Social assistance organizations added 1,480 workers during the month, reducing the number of jobs missing in the field by 2.6%. Nonprofit health care institutions followed a strong month of job gains in October with a recovery of 912 jobs in November, just 0.5% of the October jobs deficit. Arts, entertainment, and recreational organizations added an estimated 791 jobs during the month, or 1.7% of the still-missing jobs in this field. Educational institutions were the only area to suffer a loss, down 1.3% or 1,632 jobs.

The nonprofit workforce as of November 2021 is estimated to be approximately 3.9% smaller compared to pre-pandemic levels. That translates to about 485,000 jobs of the initial 1.64 million lost. Missing nonprofit jobs include 13% in arts and entertainment organizations; 6.3% in education; 4.5% in religious, grantmaking, and civic associations; and 3.7% of workers in social services. The nonprofit health care workforce remained down by an estimated 196,000 jobs, or 2.9% of the pre-pandemic workforce.

Nonprofits have recovered more than 70% of the jobs lost as of May 2020, CCSS estimates.

All but one major field of nonprofit activity recorded a positive recovery during November 2021.
Among the major fields of nonprofit activity, the largest recovery was in religious, grantmaking, civil, and professional associations, which regained nearly 2% of their initial job losses during November. Nonprofits operating in social assistance (0.6%), arts, entertainment, and recreation (0.4%), and health care (0.2%), all saw small recoveries. The only exception was educational institutions, which experienced losses of 0.5% in November.

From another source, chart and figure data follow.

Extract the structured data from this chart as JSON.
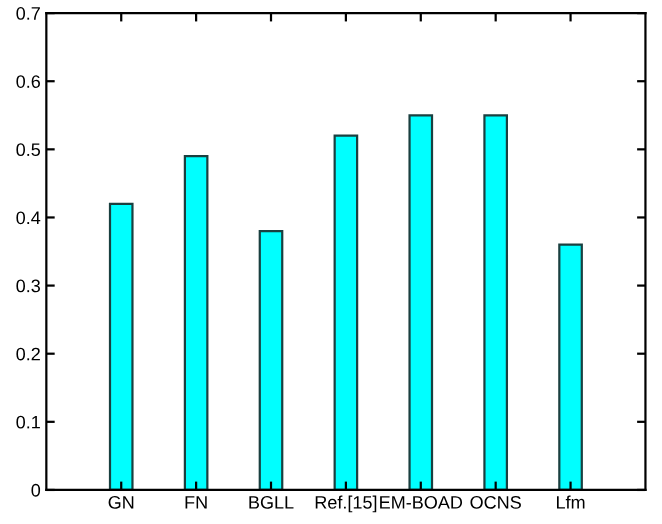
{
  "chart_data": {
    "type": "bar",
    "categories": [
      "GN",
      "FN",
      "BGLL",
      "Ref.[15]",
      "EM-BOAD",
      "OCNS",
      "Lfm"
    ],
    "values": [
      0.42,
      0.49,
      0.38,
      0.52,
      0.55,
      0.55,
      0.36
    ],
    "color": "#00ffff",
    "ylim": [
      0,
      0.7
    ],
    "yticks": [
      0,
      0.1,
      0.2,
      0.3,
      0.4,
      0.5,
      0.6,
      0.7
    ],
    "grid": false
  }
}
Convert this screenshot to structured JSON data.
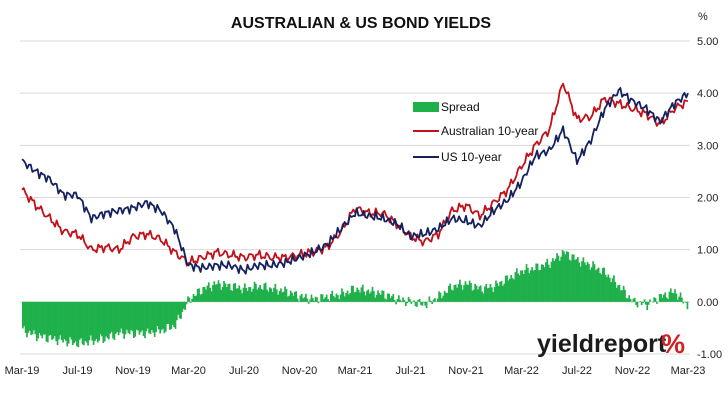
{
  "chart_data": {
    "type": "line",
    "title": "AUSTRALIAN & US BOND YIELDS",
    "ylabel": "%",
    "xlabel": "",
    "ylim": [
      -1.0,
      5.0
    ],
    "yticks": [
      "5.00",
      "4.00",
      "3.00",
      "2.00",
      "1.00",
      "0.00",
      "-1.00"
    ],
    "y_tick_values": [
      5,
      4,
      3,
      2,
      1,
      0,
      -1
    ],
    "xticks": [
      "Mar-19",
      "Jul-19",
      "Nov-19",
      "Mar-20",
      "Jul-20",
      "Nov-20",
      "Mar-21",
      "Jul-21",
      "Nov-21",
      "Mar-22",
      "Jul-22",
      "Nov-22",
      "Mar-23"
    ],
    "grid": true,
    "legend_position": "top-right",
    "series": [
      {
        "name": "Spread",
        "chart_type": "bar",
        "color": "#1fb04a",
        "x": [
          "Mar-19",
          "Apr-19",
          "May-19",
          "Jun-19",
          "Jul-19",
          "Aug-19",
          "Sep-19",
          "Oct-19",
          "Nov-19",
          "Dec-19",
          "Jan-20",
          "Feb-20",
          "Mar-20",
          "Apr-20",
          "May-20",
          "Jun-20",
          "Jul-20",
          "Aug-20",
          "Sep-20",
          "Oct-20",
          "Nov-20",
          "Dec-20",
          "Jan-21",
          "Feb-21",
          "Mar-21",
          "Apr-21",
          "May-21",
          "Jun-21",
          "Jul-21",
          "Aug-21",
          "Sep-21",
          "Oct-21",
          "Nov-21",
          "Dec-21",
          "Jan-22",
          "Feb-22",
          "Mar-22",
          "Apr-22",
          "May-22",
          "Jun-22",
          "Jul-22",
          "Aug-22",
          "Sep-22",
          "Oct-22",
          "Nov-22",
          "Dec-22",
          "Jan-23",
          "Feb-23",
          "Mar-23"
        ],
        "values": [
          -0.55,
          -0.65,
          -0.7,
          -0.75,
          -0.8,
          -0.75,
          -0.7,
          -0.6,
          -0.6,
          -0.6,
          -0.55,
          -0.45,
          0.05,
          0.25,
          0.35,
          0.3,
          0.25,
          0.3,
          0.25,
          0.2,
          0.1,
          0.05,
          0.1,
          0.15,
          0.25,
          0.2,
          0.15,
          0.05,
          0.0,
          -0.05,
          0.1,
          0.3,
          0.35,
          0.25,
          0.3,
          0.45,
          0.6,
          0.65,
          0.75,
          0.95,
          0.8,
          0.7,
          0.55,
          0.3,
          0.0,
          -0.05,
          0.1,
          0.2,
          -0.1
        ]
      },
      {
        "name": "Australian 10-year",
        "chart_type": "line",
        "color": "#c0111a",
        "x": [
          "Mar-19",
          "Apr-19",
          "May-19",
          "Jun-19",
          "Jul-19",
          "Aug-19",
          "Sep-19",
          "Oct-19",
          "Nov-19",
          "Dec-19",
          "Jan-20",
          "Feb-20",
          "Mar-20",
          "Apr-20",
          "May-20",
          "Jun-20",
          "Jul-20",
          "Aug-20",
          "Sep-20",
          "Oct-20",
          "Nov-20",
          "Dec-20",
          "Jan-21",
          "Feb-21",
          "Mar-21",
          "Apr-21",
          "May-21",
          "Jun-21",
          "Jul-21",
          "Aug-21",
          "Sep-21",
          "Oct-21",
          "Nov-21",
          "Dec-21",
          "Jan-22",
          "Feb-22",
          "Mar-22",
          "Apr-22",
          "May-22",
          "Jun-22",
          "Jul-22",
          "Aug-22",
          "Sep-22",
          "Oct-22",
          "Nov-22",
          "Dec-22",
          "Jan-23",
          "Feb-23",
          "Mar-23"
        ],
        "values": [
          2.15,
          1.85,
          1.6,
          1.35,
          1.3,
          1.0,
          1.05,
          1.0,
          1.25,
          1.3,
          1.2,
          0.95,
          0.75,
          0.85,
          0.95,
          0.9,
          0.85,
          0.9,
          0.85,
          0.85,
          0.9,
          0.95,
          1.05,
          1.35,
          1.8,
          1.7,
          1.7,
          1.5,
          1.25,
          1.15,
          1.3,
          1.75,
          1.85,
          1.65,
          1.9,
          2.15,
          2.6,
          3.0,
          3.3,
          4.2,
          3.5,
          3.55,
          3.9,
          3.8,
          3.7,
          3.6,
          3.4,
          3.7,
          3.85
        ]
      },
      {
        "name": "US 10-year",
        "chart_type": "line",
        "color": "#14215e",
        "x": [
          "Mar-19",
          "Apr-19",
          "May-19",
          "Jun-19",
          "Jul-19",
          "Aug-19",
          "Sep-19",
          "Oct-19",
          "Nov-19",
          "Dec-19",
          "Jan-20",
          "Feb-20",
          "Mar-20",
          "Apr-20",
          "May-20",
          "Jun-20",
          "Jul-20",
          "Aug-20",
          "Sep-20",
          "Oct-20",
          "Nov-20",
          "Dec-20",
          "Jan-21",
          "Feb-21",
          "Mar-21",
          "Apr-21",
          "May-21",
          "Jun-21",
          "Jul-21",
          "Aug-21",
          "Sep-21",
          "Oct-21",
          "Nov-21",
          "Dec-21",
          "Jan-22",
          "Feb-22",
          "Mar-22",
          "Apr-22",
          "May-22",
          "Jun-22",
          "Jul-22",
          "Aug-22",
          "Sep-22",
          "Oct-22",
          "Nov-22",
          "Dec-22",
          "Jan-23",
          "Feb-23",
          "Mar-23"
        ],
        "values": [
          2.7,
          2.5,
          2.35,
          2.05,
          2.05,
          1.6,
          1.7,
          1.75,
          1.8,
          1.9,
          1.75,
          1.4,
          0.7,
          0.65,
          0.7,
          0.7,
          0.6,
          0.7,
          0.7,
          0.75,
          0.85,
          0.95,
          1.1,
          1.4,
          1.7,
          1.65,
          1.6,
          1.5,
          1.25,
          1.3,
          1.4,
          1.6,
          1.55,
          1.45,
          1.75,
          1.95,
          2.3,
          2.8,
          2.9,
          3.3,
          2.7,
          3.1,
          3.7,
          4.05,
          3.85,
          3.7,
          3.45,
          3.8,
          4.0
        ]
      }
    ]
  },
  "logo": {
    "word": "yieldreport",
    "symbol": "%",
    "word_color": "#1b1b1b",
    "symbol_color": "#d42020"
  }
}
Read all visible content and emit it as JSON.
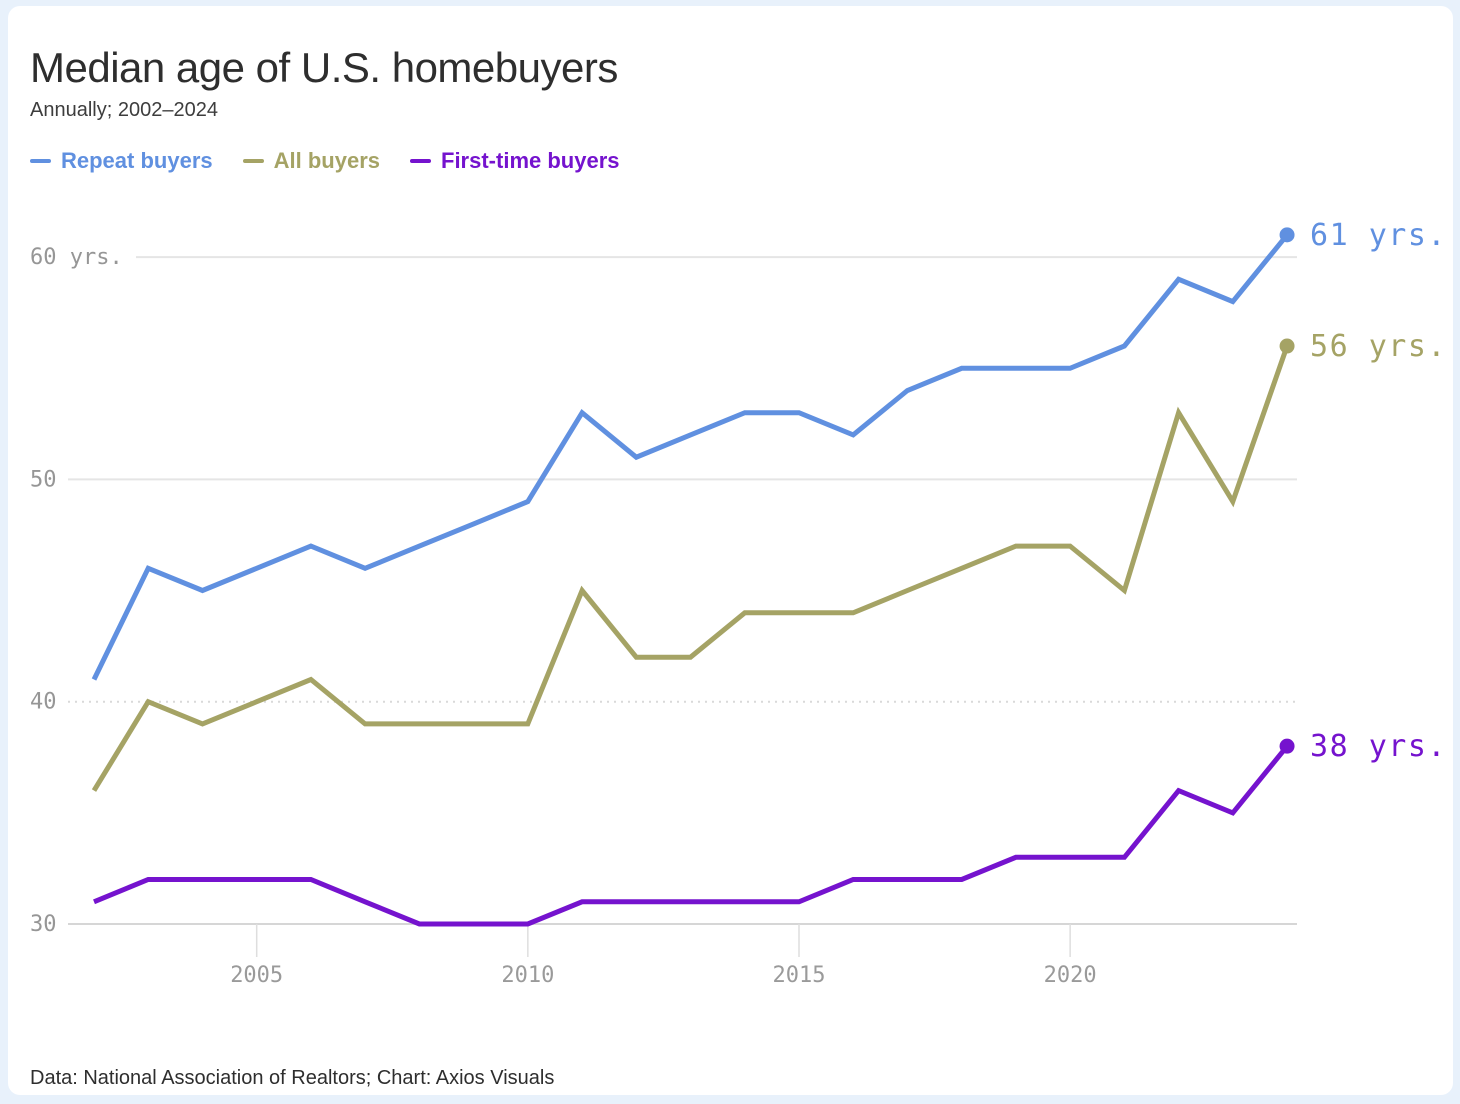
{
  "footer": {
    "credit": "Data: National Association of Realtors; Chart: Axios Visuals"
  },
  "chart_data": {
    "type": "line",
    "title": "Median age of U.S. homebuyers",
    "subtitle": "Annually; 2002–2024",
    "x": [
      2002,
      2003,
      2004,
      2005,
      2006,
      2007,
      2008,
      2009,
      2010,
      2011,
      2012,
      2013,
      2014,
      2015,
      2016,
      2017,
      2018,
      2019,
      2020,
      2021,
      2022,
      2023,
      2024
    ],
    "series": [
      {
        "name": "Repeat buyers",
        "color": "#6090e0",
        "values": [
          41,
          46,
          45,
          46,
          47,
          46,
          47,
          48,
          49,
          53,
          51,
          52,
          53,
          53,
          52,
          54,
          55,
          55,
          55,
          56,
          59,
          58,
          61
        ],
        "end_label": "61 yrs."
      },
      {
        "name": "All buyers",
        "color": "#a5a365",
        "values": [
          36,
          40,
          39,
          40,
          41,
          39,
          39,
          39,
          39,
          45,
          42,
          42,
          44,
          44,
          44,
          45,
          46,
          47,
          47,
          45,
          53,
          49,
          56
        ],
        "end_label": "56 yrs."
      },
      {
        "name": "First-time buyers",
        "color": "#7513ce",
        "values": [
          31,
          32,
          32,
          32,
          32,
          31,
          30,
          30,
          30,
          31,
          31,
          31,
          31,
          31,
          32,
          32,
          32,
          33,
          33,
          33,
          36,
          35,
          38
        ],
        "end_label": "38 yrs."
      }
    ],
    "y_ticks": [
      {
        "value": 60,
        "label": "60 yrs.",
        "style": "solid"
      },
      {
        "value": 50,
        "label": "50",
        "style": "solid"
      },
      {
        "value": 40,
        "label": "40",
        "style": "dotted"
      },
      {
        "value": 30,
        "label": "30",
        "style": "solid"
      }
    ],
    "x_ticks": [
      "2005",
      "2010",
      "2015",
      "2020"
    ],
    "ylim": [
      29,
      63
    ],
    "xlim": [
      2002,
      2024
    ],
    "grid": "horizontal",
    "legend_position": "top-left"
  }
}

Assuming an average rate of nonprofit job recovery from January through November 2021 will prevail moving forward, CCSS estimated the sector would take more than 11 months overall to return to pre-COVID levels of employment, led by arts, entertainment and recreation (6.4 months), educational services (6.5), religious, grantmaking, civic, professional (7.8), and social assistance (9.5).

“While nonprofits were able to recover a marginal number of jobs in November 2021, the increasing uncertainty of the near-term course of the COVID-19 pandemic occasioned by the emergence of the Omicron variant, coupled with the uneven recovery recorded during the fall, makes the future recovery the of nonprofit workforce more difficult to predict as we enter into the holiday season.”